DataFusion#
The vortex-datafusion crate integrates Vortex as a native file format in Apache DataFusion.
It registers a FileFormat and FileSource so that DataFusion’s query planner can discover,
partition, and scan Vortex files using the same machinery it uses for Parquet and CSV.
Registration#
Vortex registers itself through DataFusion’s FileFormatFactory interface. Once registered,
DataFusion can create ListingTable providers that automatically discover .vortex files in a
directory or object store prefix. The format factory creates a VortexFormat instance that
carries the Vortex session and its associated options (segment cache, read sizes, etc.).
Schema inference reads the footer of one of the discovered files to extract the Arrow schema. DataFusion then uses this schema when planning queries against the table.
Multiple Files#
DataFusion handles multi-file scans through its own file listing and partitioning layer. Each
discovered file becomes a PartitionedFile that DataFusion assigns to execution partitions.

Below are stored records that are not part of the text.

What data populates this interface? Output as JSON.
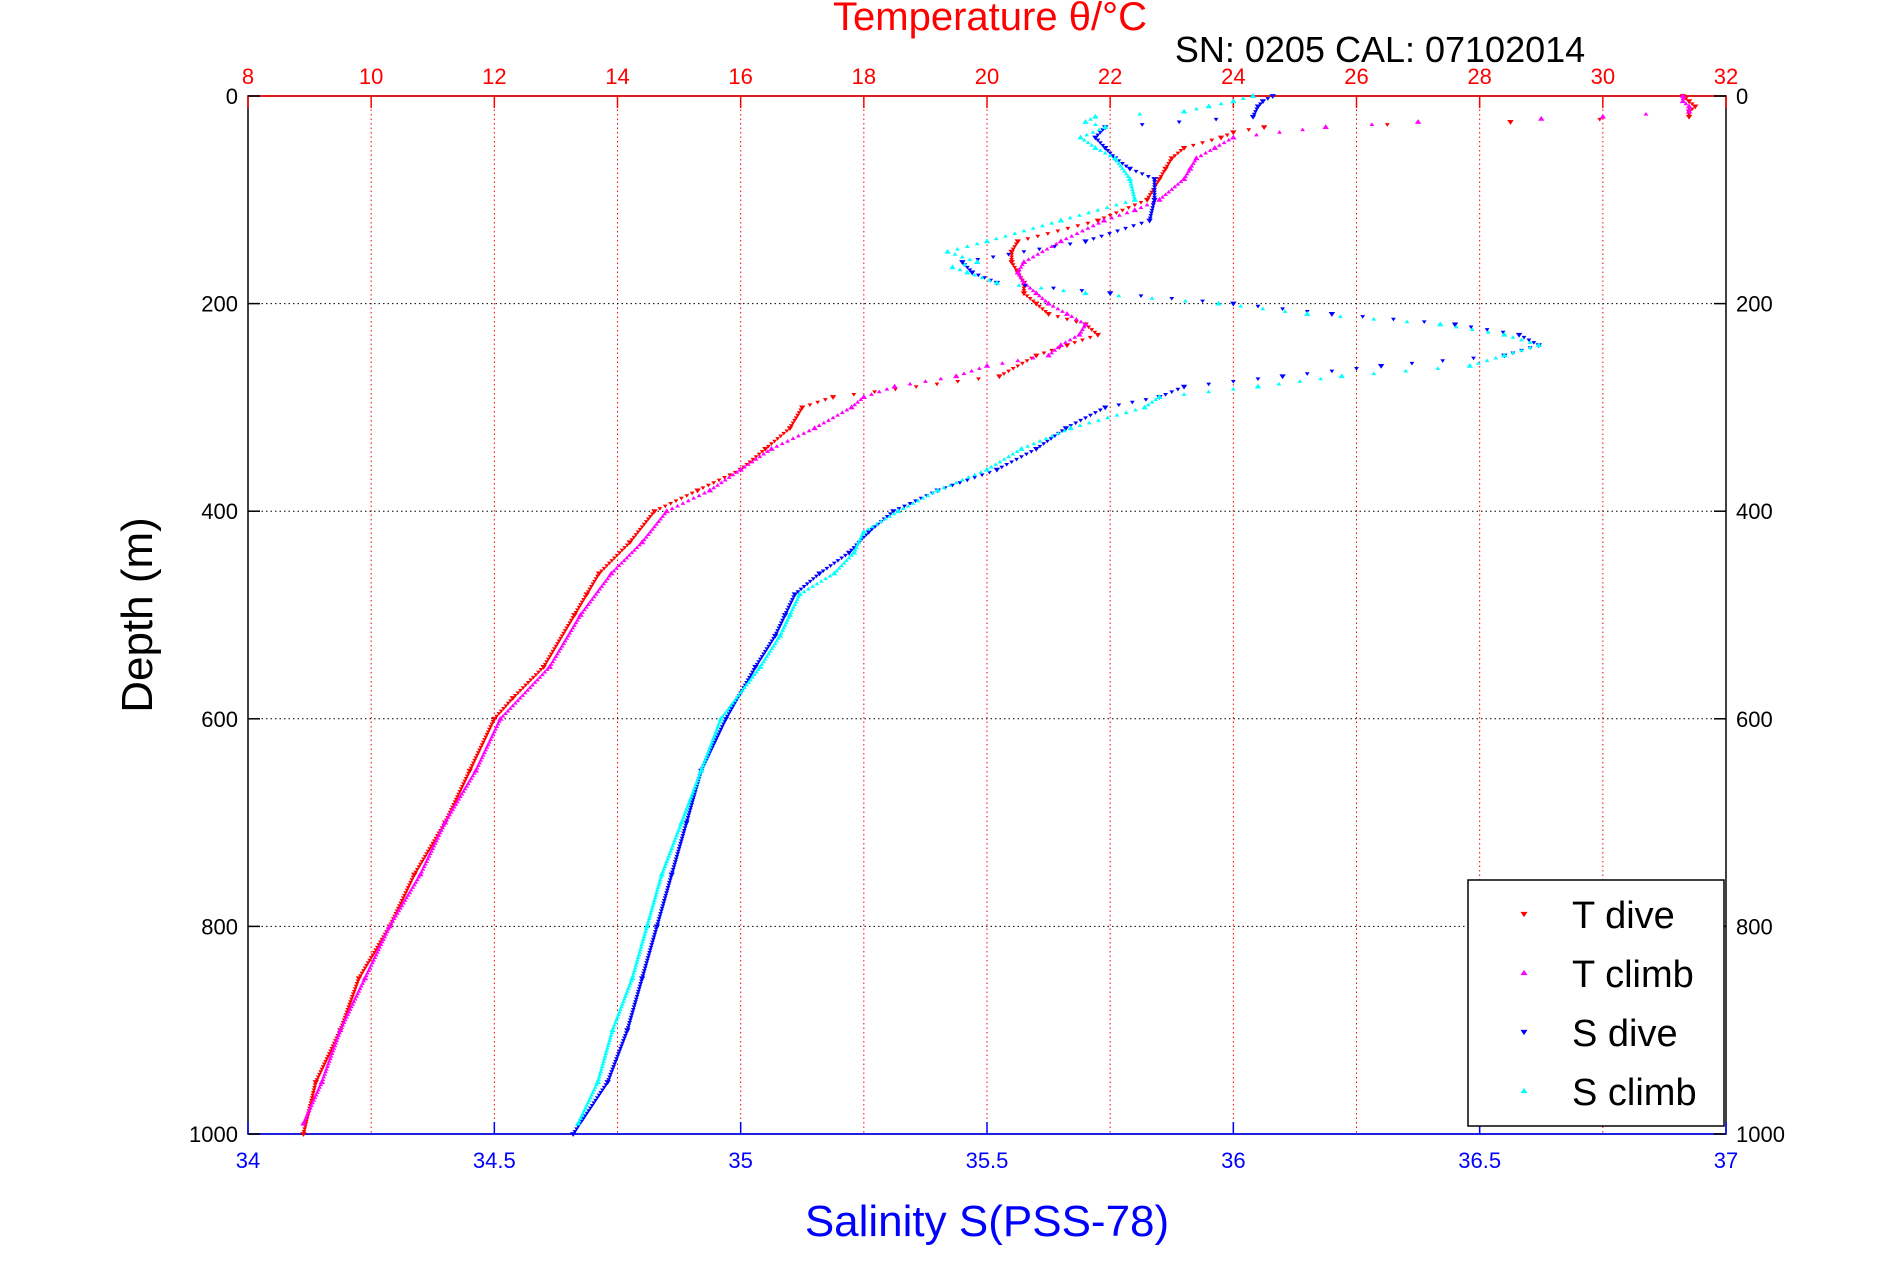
{
  "chart_data": {
    "type": "scatter",
    "title": "Temperature θ/°C",
    "subtitle": "SN: 0205  CAL: 07102014",
    "ylabel": "Depth (m)",
    "xlabel_bottom": "Salinity S(PSS-78)",
    "ylim": [
      1000,
      0
    ],
    "y_ticks": [
      0,
      200,
      400,
      600,
      800,
      1000
    ],
    "temperature_axis": {
      "range": [
        8,
        32
      ],
      "ticks": [
        8,
        10,
        12,
        14,
        16,
        18,
        20,
        22,
        24,
        26,
        28,
        30,
        32
      ]
    },
    "salinity_axis": {
      "range": [
        34,
        37
      ],
      "ticks": [
        34,
        34.5,
        35,
        35.5,
        36,
        36.5,
        37
      ]
    },
    "grid": true,
    "legend_position": "bottom-right",
    "colors": {
      "temperature_axis": "#ff0000",
      "salinity_axis": "#0000ff",
      "T_dive": "#ff0000",
      "T_climb": "#ff00ff",
      "S_dive": "#0000ff",
      "S_climb": "#00ffff",
      "grid": "#000000"
    },
    "series": [
      {
        "name": "T dive",
        "axis": "temperature",
        "marker": "down-triangle",
        "color": "#ff0000",
        "depth": [
          0,
          5,
          10,
          15,
          20,
          25,
          30,
          35,
          40,
          50,
          60,
          70,
          80,
          100,
          120,
          140,
          150,
          160,
          170,
          180,
          190,
          200,
          210,
          220,
          230,
          240,
          250,
          270,
          290,
          300,
          320,
          340,
          360,
          380,
          400,
          430,
          460,
          480,
          500,
          550,
          580,
          600,
          650,
          700,
          750,
          800,
          850,
          900,
          950,
          1000
        ],
        "temp": [
          31.3,
          31.4,
          31.5,
          31.4,
          31.4,
          28.5,
          24.5,
          24.0,
          23.8,
          23.2,
          23.0,
          22.9,
          22.8,
          22.6,
          21.8,
          20.5,
          20.4,
          20.4,
          20.5,
          20.6,
          20.6,
          20.8,
          21.0,
          21.6,
          21.8,
          21.3,
          20.8,
          20.2,
          17.5,
          17.0,
          16.8,
          16.4,
          16.0,
          15.3,
          14.6,
          14.2,
          13.7,
          13.5,
          13.3,
          12.8,
          12.3,
          12.0,
          11.6,
          11.2,
          10.7,
          10.3,
          9.8,
          9.5,
          9.1,
          8.9
        ]
      },
      {
        "name": "T climb",
        "axis": "temperature",
        "marker": "up-triangle",
        "color": "#ff00ff",
        "depth": [
          0,
          5,
          10,
          15,
          20,
          22,
          25,
          30,
          40,
          50,
          60,
          70,
          80,
          100,
          110,
          120,
          140,
          160,
          170,
          180,
          190,
          200,
          210,
          220,
          230,
          240,
          250,
          260,
          270,
          280,
          290,
          300,
          320,
          340,
          360,
          380,
          400,
          430,
          460,
          500,
          550,
          600,
          650,
          700,
          750,
          800,
          850,
          900,
          950,
          990
        ],
        "temp": [
          31.3,
          31.3,
          31.4,
          31.4,
          30.0,
          29.0,
          27.0,
          25.5,
          24.0,
          23.7,
          23.4,
          23.3,
          23.2,
          22.8,
          22.4,
          21.9,
          21.2,
          20.6,
          20.5,
          20.6,
          20.8,
          21.0,
          21.3,
          21.6,
          21.5,
          21.2,
          21.0,
          20.0,
          19.5,
          18.5,
          18.0,
          17.8,
          17.2,
          16.5,
          16.0,
          15.5,
          14.8,
          14.4,
          13.9,
          13.4,
          12.9,
          12.1,
          11.7,
          11.2,
          10.8,
          10.3,
          9.9,
          9.5,
          9.2,
          8.9
        ]
      },
      {
        "name": "S dive",
        "axis": "salinity",
        "marker": "down-triangle",
        "color": "#0000ff",
        "depth": [
          0,
          5,
          10,
          20,
          30,
          40,
          50,
          60,
          70,
          80,
          100,
          120,
          140,
          160,
          170,
          180,
          190,
          200,
          210,
          220,
          230,
          240,
          250,
          260,
          270,
          280,
          290,
          300,
          320,
          340,
          360,
          380,
          400,
          420,
          440,
          460,
          480,
          500,
          520,
          550,
          600,
          650,
          700,
          750,
          800,
          850,
          900,
          950,
          1000
        ],
        "sal": [
          36.08,
          36.06,
          36.05,
          36.04,
          35.74,
          35.72,
          35.74,
          35.76,
          35.79,
          35.84,
          35.84,
          35.83,
          35.7,
          35.45,
          35.47,
          35.52,
          35.75,
          36.0,
          36.2,
          36.45,
          36.58,
          36.62,
          36.55,
          36.3,
          36.1,
          35.9,
          35.85,
          35.74,
          35.66,
          35.6,
          35.52,
          35.4,
          35.31,
          35.26,
          35.22,
          35.16,
          35.11,
          35.09,
          35.07,
          35.03,
          34.97,
          34.92,
          34.89,
          34.86,
          34.83,
          34.8,
          34.77,
          34.73,
          34.66
        ]
      },
      {
        "name": "S climb",
        "axis": "salinity",
        "marker": "up-triangle",
        "color": "#00ffff",
        "depth": [
          0,
          5,
          10,
          15,
          20,
          25,
          30,
          40,
          50,
          60,
          80,
          100,
          120,
          140,
          150,
          160,
          165,
          170,
          180,
          190,
          200,
          210,
          220,
          230,
          240,
          250,
          260,
          270,
          280,
          290,
          300,
          320,
          340,
          360,
          380,
          400,
          420,
          440,
          460,
          480,
          500,
          520,
          550,
          600,
          650,
          700,
          750,
          800,
          850,
          900,
          950,
          990
        ],
        "sal": [
          36.04,
          36.0,
          35.95,
          35.9,
          35.72,
          35.7,
          35.74,
          35.69,
          35.72,
          35.76,
          35.79,
          35.8,
          35.65,
          35.5,
          35.42,
          35.48,
          35.43,
          35.46,
          35.52,
          35.7,
          35.97,
          36.15,
          36.42,
          36.55,
          36.62,
          36.55,
          36.48,
          36.22,
          36.05,
          35.85,
          35.82,
          35.67,
          35.57,
          35.5,
          35.4,
          35.32,
          35.25,
          35.23,
          35.19,
          35.12,
          35.1,
          35.08,
          35.04,
          34.96,
          34.92,
          34.88,
          34.84,
          34.81,
          34.78,
          34.74,
          34.71,
          34.67
        ]
      }
    ]
  }
}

Vortex implements the FileOpener trait to open individual files on demand as DataFusion’s
executor schedules them.
Layout readers are cached across partitions using a shared concurrent map keyed by file path. This avoids redundant footer parsing when the same file is accessed by multiple partitions or repeated queries.
Threading Model#
DataFusion runs on Tokio, and the Vortex integration operates entirely within that async
context. The Vortex session is configured with with_tokio() to capture the current Tokio
runtime handle. All I/O – file opens, segment reads, object store fetches – is dispatched as
Tokio tasks and scheduled across Tokio’s multi-threaded executor.

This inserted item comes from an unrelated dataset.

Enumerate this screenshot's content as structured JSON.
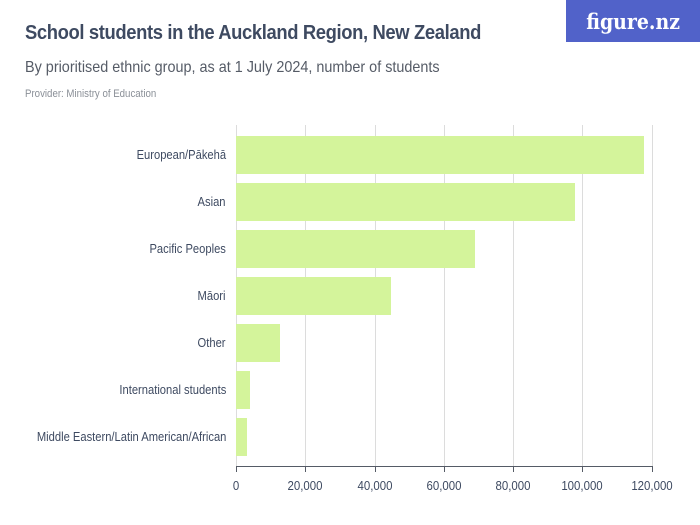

DataFusion’s physical executor manages parallelism by assigning partitions to its own task pool.
Each partition opens its files and drives a ScanBuilder that returns an async stream of
record batches. Multiple partitions execute concurrently, with DataFusion controlling the degree
of parallelism.
Filter and Projection Pushdown#
The integration converts DataFusion physical expressions into Vortex expressions using an
ExpressionConvertor trait. Supported predicates (comparisons, LIKE, IS NULL, IN lists, casts)
are pushed into the Vortex scan where they participate in pruning and filter evaluation at the
layout level. Unsupported predicates remain in the DataFusion plan and are evaluated after the
scan.
Filter pushdown operates at two levels. The full predicate is used to prune entire files before they are opened, using file-level statistics. The subset of predicates that Vortex can evaluate efficiently is pushed into the per-file scan for row-level filtering.
Projection pushdown maps DataFusion’s requested column indices to Vortex field names and passes them as a projection expression to the scan. Only the requested columns are read from storage.
The integration supports pluggable expression conversion via a custom ExpressionConvertor,
allowing engine-specific rewrites or schema adaptation when file schemas diverge from the table
schema.
Data Export#
Vortex arrays produced by the scan are converted to Arrow RecordBatches for consumption by
DataFusion. Batches are sliced to respect DataFusion’s configured batch size preference.
Future Work#
The current integration builds directly on the ScanBuilder and layout reader APIs. Future work
will migrate it to use the Scan API Source trait, which will simplify
the integration by providing a standard interface for file discovery, partitioning, and pushdown
that is shared across all engine integrations.
Other planned improvements include projection expression pushdown, which would allow DataFusion to push complex projection expressions (such as extracting nested struct fields) into the Vortex scan rather than materializing entire columns and projecting afterwards. Additionally, better support for dynamic expressions would enable use-cases like top-k queries, where the scan’s filter expression is updated during execution as the query engine discovers tighter bounds.